Menurut CME FedWatch, peluang The Fed menaikkan suku bunga pada pertemuan Desember terus meningkat. Key Discussion menyebutkan bahwa peningkatan ini mencerminkan ketegangan pasar terhadap kebijakan moneter yang ketat, yang berpotensi memperkuat nilai dolar AS jangka panjang.

Dampak Harga Minyak

Kenaikan harga minyak juga memperkuat tren penguatan dolar AS. Minyak WTI melonjak ke US$105 per barel, sementara Brent mencapai US$109 per barel. Key Discussion mengingatkan bahwa kenaikan harga minyak menaikkan biaya energi dan transportasi, yang secara langsung memperparah tekanan inflasi. Hal ini berdampak pada kebijakan moneter The Fed dan menekankan pentingnya dolar AS sebagai mata uang safe haven.

Selain itu, kenaikan harga minyak memperkuat perbandingan mata uang Asia.
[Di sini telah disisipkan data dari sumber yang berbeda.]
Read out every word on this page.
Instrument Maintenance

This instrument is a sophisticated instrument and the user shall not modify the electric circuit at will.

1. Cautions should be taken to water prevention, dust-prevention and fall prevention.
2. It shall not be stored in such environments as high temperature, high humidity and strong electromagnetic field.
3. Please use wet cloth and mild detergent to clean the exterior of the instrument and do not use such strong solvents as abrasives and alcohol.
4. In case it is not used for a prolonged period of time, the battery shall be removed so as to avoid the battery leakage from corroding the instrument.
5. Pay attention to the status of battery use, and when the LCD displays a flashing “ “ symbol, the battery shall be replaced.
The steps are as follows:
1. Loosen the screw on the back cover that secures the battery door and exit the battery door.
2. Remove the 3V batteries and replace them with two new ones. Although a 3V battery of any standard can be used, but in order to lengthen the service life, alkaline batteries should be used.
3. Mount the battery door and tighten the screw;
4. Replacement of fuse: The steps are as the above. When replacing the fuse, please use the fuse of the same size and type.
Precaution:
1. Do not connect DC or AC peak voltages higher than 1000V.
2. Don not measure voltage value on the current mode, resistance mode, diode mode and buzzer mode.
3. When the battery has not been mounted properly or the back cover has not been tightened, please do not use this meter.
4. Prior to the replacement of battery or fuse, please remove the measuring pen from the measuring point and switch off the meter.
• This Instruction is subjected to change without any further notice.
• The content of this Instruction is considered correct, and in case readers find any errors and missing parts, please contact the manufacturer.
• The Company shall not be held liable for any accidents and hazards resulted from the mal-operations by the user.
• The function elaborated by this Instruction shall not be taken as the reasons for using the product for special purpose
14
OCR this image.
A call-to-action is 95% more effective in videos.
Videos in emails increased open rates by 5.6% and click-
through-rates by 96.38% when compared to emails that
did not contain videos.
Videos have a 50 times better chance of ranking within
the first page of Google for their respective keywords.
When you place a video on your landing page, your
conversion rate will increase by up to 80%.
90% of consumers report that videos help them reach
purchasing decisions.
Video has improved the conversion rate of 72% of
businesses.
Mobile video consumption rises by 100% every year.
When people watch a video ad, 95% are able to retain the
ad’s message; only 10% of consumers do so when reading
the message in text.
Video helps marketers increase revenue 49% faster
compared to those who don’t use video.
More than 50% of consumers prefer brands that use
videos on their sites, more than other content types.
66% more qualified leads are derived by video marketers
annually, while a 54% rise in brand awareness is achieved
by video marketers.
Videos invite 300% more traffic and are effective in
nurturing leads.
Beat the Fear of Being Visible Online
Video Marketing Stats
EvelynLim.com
Key Discussion menunjukkan bahwa nilai tukar mata uang lokal yang melemah mencerminkan ketidakstabilan ekonomi regional akibat ketergantungan pada komoditas seperti minyak. Sementara itu, dolar AS tetap menjadi pilihan utama untuk investasi, mengingat kinerjanya yang stabil dan ekspektasi suku bunga yang positif.

Analisis Ekonomi Regional

Key Discussion mengungkapkan bahwa pelemahan mata uang Asia mencerminkan ketidakpastian ekonomi global. Pada pekan ini, indikator ekonomi seperti inflasi, pertumbuhan ekonomi, dan kebijakan moneter menjadi sorotan utama. Ketergantungan ekonomi kawasan Asia pada perdagangan global membuatnya rentan terhadap fluktuasi nilai tukar. Key Discussion menyatakan bahwa sentimen pasar yang kritis terhadap pertumbuhan ekonomi membuat mata uang lokal kalah dari dolar AS.

Dalam konteks global, penguatan dolar AS juga dipengaruhi oleh perang dagang, ketidakstabilan geopolitik, dan kebijakan perpajakan. Key Discussion menyoroti bahwa ekspansi ekonomi AS yang dianggap lebih solid dibandingkan negara lain memperkuat posisi dolar AS. Hal ini menimbulkan perbandingan yang signifikan, karena mata uang Asia cenderung lebih rentan terhadap perubahan kebijakan moneter AS.